Türk Tabipleri Birliği İkinci Başkanı Doç. Dr. Ali İhsan Ökten, Sağlık Bakanı Fahrettin Koca’nın, geçen hafta COVID-19 ile uyumlu klinik bulgularla tedavi gördüğü hastanede yaşamını yitirdiği açıklanan Erzin Devlet Hastanesi Başhekimi Dr. Ersin Mahmutluoğlu’nun ölümü üzerinden “kara propaganda yapıldığına” yönelik sözlerine yanıt verdi. Doç. Dr. Ökten, “Mahmutoğlu’nun Covid-19’dan ölüp ölmediğini bakanlığın ortaya çıkarması gerek. ‘Bu nedenle ölmedi’ diyerek olmuyor” çağrısında bulundu.

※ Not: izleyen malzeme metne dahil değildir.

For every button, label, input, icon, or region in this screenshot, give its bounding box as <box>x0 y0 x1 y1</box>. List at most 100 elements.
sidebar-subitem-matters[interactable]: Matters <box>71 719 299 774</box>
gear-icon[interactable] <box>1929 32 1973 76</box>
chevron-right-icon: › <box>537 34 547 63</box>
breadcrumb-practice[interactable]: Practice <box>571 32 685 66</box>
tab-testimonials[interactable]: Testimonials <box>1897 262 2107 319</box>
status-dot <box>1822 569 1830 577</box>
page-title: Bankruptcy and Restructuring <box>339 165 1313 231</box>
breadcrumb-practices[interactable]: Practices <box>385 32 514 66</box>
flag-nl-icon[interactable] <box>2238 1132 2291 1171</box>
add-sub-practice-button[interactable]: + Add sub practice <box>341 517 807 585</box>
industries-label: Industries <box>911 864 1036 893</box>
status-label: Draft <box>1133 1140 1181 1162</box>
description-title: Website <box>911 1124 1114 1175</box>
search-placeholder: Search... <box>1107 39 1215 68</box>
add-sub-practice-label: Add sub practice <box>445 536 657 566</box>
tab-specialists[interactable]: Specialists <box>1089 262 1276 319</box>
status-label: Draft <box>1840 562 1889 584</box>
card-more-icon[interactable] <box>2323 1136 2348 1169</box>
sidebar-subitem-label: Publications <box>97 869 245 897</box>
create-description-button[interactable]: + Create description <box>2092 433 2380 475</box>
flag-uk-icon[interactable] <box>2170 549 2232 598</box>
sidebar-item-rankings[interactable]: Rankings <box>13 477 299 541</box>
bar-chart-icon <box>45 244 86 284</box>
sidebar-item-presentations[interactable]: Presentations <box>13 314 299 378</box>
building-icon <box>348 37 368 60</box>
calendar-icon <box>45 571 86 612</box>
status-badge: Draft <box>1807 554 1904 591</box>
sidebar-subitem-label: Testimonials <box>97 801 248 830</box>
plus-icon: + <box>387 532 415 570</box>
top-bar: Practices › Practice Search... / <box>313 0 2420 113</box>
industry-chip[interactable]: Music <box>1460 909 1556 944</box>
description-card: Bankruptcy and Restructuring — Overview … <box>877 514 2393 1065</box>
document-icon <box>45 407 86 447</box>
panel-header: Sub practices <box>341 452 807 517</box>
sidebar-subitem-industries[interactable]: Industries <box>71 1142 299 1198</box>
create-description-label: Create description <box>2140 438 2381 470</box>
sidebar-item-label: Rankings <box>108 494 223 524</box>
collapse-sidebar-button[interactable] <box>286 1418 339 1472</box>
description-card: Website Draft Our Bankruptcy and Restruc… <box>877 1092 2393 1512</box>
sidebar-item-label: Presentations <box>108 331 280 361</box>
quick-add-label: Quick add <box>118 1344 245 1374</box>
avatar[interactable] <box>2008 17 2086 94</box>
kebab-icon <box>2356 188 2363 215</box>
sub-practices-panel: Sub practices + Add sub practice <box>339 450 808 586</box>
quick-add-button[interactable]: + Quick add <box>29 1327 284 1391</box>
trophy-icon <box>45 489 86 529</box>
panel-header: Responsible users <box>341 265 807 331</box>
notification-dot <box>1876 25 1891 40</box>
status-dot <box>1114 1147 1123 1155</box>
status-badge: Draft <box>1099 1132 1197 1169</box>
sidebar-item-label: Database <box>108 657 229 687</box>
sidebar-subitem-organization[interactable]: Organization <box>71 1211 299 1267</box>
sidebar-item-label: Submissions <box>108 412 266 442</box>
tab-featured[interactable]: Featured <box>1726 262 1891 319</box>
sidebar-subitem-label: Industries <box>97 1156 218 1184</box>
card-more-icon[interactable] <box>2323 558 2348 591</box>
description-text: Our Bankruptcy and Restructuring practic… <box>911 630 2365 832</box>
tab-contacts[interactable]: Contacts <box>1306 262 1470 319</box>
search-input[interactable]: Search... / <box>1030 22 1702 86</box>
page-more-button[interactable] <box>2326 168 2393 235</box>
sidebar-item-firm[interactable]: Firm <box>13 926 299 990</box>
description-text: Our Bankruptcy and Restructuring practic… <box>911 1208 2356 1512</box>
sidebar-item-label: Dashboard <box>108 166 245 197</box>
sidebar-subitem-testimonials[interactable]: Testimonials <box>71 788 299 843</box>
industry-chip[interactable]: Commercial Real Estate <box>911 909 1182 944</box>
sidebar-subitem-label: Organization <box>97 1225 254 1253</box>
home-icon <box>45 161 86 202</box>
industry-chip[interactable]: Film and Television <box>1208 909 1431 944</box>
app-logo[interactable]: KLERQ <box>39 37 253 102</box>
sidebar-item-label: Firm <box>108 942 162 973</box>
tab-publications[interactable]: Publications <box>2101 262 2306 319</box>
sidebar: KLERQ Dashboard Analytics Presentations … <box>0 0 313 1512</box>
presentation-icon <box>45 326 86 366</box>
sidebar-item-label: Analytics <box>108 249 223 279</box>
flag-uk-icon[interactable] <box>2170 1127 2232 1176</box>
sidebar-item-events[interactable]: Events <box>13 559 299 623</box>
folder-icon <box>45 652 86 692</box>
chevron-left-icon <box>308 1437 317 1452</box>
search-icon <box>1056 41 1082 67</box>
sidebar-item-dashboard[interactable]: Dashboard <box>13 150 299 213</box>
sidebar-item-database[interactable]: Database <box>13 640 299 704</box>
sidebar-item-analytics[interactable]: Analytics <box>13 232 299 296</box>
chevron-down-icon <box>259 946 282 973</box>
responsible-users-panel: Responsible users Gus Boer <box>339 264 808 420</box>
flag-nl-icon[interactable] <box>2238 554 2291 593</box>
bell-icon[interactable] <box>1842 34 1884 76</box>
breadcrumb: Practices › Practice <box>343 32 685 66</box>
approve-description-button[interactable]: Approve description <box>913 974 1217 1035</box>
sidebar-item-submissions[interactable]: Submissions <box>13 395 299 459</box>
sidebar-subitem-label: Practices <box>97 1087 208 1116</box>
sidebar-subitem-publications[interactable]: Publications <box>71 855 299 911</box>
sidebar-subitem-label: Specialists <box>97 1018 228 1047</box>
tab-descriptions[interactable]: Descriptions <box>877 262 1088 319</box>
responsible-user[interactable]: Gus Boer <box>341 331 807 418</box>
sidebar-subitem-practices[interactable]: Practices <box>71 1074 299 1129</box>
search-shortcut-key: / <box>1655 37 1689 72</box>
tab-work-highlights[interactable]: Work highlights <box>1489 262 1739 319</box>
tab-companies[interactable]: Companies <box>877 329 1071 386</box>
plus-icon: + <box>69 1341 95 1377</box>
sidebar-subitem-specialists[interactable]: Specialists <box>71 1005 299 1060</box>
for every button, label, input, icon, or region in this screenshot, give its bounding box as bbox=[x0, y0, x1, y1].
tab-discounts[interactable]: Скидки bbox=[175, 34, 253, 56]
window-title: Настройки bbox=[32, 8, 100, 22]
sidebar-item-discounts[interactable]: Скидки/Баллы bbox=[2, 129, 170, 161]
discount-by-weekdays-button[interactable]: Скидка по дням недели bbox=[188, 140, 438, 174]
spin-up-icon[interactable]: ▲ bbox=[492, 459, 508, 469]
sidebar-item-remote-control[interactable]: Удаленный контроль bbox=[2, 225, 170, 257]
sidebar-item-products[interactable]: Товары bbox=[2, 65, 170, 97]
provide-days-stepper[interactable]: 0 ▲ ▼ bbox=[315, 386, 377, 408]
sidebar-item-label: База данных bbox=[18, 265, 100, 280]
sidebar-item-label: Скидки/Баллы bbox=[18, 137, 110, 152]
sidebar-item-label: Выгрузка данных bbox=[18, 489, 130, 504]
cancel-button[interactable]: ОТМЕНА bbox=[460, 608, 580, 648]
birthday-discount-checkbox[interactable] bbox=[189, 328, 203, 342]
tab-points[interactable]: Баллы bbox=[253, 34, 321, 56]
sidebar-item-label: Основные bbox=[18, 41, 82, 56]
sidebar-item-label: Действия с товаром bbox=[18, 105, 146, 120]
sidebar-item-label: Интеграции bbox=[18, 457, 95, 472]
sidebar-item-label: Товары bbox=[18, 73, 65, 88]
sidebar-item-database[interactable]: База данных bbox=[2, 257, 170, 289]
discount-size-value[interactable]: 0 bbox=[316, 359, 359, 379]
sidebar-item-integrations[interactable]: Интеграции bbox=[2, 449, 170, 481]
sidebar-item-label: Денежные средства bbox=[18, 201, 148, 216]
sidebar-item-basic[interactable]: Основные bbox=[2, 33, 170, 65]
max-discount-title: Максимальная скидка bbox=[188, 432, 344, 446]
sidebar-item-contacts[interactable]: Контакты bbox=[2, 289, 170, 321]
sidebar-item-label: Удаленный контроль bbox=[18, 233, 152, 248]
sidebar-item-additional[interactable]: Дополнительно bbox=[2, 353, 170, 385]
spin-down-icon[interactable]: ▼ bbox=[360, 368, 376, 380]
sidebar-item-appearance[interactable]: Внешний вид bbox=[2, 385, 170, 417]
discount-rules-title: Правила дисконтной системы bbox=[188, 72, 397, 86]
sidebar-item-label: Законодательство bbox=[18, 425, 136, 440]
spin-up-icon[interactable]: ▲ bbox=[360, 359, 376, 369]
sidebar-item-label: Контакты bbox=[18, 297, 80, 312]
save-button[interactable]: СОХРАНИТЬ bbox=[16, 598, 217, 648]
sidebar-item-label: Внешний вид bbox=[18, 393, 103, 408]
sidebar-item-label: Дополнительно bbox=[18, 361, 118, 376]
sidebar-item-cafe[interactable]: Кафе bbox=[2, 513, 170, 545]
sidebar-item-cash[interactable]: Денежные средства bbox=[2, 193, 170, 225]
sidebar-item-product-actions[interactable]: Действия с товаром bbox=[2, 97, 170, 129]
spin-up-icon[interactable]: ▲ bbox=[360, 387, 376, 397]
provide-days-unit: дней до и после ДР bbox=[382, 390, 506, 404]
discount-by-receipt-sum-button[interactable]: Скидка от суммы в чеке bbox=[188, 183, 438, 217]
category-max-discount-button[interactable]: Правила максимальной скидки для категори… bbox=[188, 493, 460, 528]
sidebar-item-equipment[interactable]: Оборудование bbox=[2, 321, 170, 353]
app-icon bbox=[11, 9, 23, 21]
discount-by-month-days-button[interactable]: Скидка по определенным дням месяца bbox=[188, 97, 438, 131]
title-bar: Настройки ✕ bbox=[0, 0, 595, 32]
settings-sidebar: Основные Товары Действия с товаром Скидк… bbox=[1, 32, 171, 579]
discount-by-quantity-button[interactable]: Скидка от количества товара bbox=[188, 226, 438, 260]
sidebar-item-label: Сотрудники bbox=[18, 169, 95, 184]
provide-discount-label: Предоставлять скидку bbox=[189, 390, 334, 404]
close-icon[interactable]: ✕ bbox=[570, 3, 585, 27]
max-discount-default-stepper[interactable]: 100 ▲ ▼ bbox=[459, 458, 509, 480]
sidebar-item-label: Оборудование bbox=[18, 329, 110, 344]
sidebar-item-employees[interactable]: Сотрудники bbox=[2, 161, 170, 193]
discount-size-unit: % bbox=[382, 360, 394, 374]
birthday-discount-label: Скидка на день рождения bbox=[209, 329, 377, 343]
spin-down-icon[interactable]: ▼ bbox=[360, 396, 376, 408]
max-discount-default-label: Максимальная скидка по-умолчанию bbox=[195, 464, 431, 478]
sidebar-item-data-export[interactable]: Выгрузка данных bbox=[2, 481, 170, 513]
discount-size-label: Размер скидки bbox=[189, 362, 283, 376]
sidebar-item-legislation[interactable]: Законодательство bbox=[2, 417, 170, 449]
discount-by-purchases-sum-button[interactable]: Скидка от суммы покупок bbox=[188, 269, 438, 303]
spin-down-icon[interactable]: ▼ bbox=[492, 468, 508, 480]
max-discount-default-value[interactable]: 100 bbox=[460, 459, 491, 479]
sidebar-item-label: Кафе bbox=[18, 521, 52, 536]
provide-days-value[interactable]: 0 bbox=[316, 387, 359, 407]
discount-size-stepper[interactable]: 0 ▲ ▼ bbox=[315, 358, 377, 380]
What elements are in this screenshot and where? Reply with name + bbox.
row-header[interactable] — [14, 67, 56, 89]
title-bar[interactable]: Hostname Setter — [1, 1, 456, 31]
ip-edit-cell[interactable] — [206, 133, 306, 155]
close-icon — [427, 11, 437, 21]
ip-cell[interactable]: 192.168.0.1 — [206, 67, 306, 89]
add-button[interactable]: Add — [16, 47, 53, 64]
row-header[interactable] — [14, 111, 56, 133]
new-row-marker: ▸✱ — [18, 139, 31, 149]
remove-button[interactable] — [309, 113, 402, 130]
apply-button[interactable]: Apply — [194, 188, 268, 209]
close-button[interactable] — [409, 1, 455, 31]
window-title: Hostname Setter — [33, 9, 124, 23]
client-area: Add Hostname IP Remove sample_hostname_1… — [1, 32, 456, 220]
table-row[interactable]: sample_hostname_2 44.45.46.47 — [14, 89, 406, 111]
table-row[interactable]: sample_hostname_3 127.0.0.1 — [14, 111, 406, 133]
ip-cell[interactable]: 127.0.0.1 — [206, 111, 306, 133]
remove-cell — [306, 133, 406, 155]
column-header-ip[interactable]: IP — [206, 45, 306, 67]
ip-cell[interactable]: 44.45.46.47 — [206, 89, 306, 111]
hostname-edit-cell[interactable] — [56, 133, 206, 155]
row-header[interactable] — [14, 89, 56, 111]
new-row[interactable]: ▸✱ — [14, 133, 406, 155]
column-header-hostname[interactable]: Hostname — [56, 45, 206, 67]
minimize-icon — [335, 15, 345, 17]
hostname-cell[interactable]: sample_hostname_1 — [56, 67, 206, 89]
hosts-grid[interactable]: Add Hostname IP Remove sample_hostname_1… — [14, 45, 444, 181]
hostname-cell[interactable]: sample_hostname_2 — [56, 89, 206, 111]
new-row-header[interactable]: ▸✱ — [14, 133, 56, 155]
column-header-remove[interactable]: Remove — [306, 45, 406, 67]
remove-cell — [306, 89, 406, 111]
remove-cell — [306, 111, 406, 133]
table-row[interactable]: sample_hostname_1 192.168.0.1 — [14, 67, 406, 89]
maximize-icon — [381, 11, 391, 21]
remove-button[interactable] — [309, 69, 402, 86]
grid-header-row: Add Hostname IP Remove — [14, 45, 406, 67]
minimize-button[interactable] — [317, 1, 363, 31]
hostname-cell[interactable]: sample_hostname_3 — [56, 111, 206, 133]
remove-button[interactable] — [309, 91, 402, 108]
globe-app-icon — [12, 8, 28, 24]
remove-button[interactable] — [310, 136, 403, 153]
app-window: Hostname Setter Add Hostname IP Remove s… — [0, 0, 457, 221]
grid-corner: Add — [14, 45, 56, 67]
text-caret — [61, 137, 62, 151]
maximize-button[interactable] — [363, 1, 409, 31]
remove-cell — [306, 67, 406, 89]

Sağlık Bakanı Fahrettin Koca, geçen hafta Covid-19 ile uyumlu klinik bulgularla tedavi gördüğü hastanede yaşamını yitiren Erzin Devlet Hastanesi Başhekimi Dr. Mahmutluoğlu’nun ölümünün “kara propaganda aracı” olarak kullanıldığını öne sürdü. Mahmutoğlu’nun 35 yaşından itibaren kalp yetmezliği rahatsızlığı olduğunu ve solunum yolu enfeksiyonu sebebiyle hayatını kaybettiğini belirten Koca, Covid-19’a yönelik yapılan üç ayrı PCR testinin negatif sonuç verdiğini söyleyip; “Bu propaganda, Eris varyantı sebebiyle, tıpkı salgının başlarındakine benzer, şu an için asla gerçekçi ve gerekli olmayan, bilimsellikten tamamen uzak tedbirlerin uygulanmasına ve aşı kampanyaları başlatılmasına yöneliktir” ifadelerini kullandı.
TIKLAYIN – Bakan Koca, Dr. Ersin Mahmutluoğlu’nun ölümü hakkında tepki: Kara propaganda aracı olarak kullanılıyor!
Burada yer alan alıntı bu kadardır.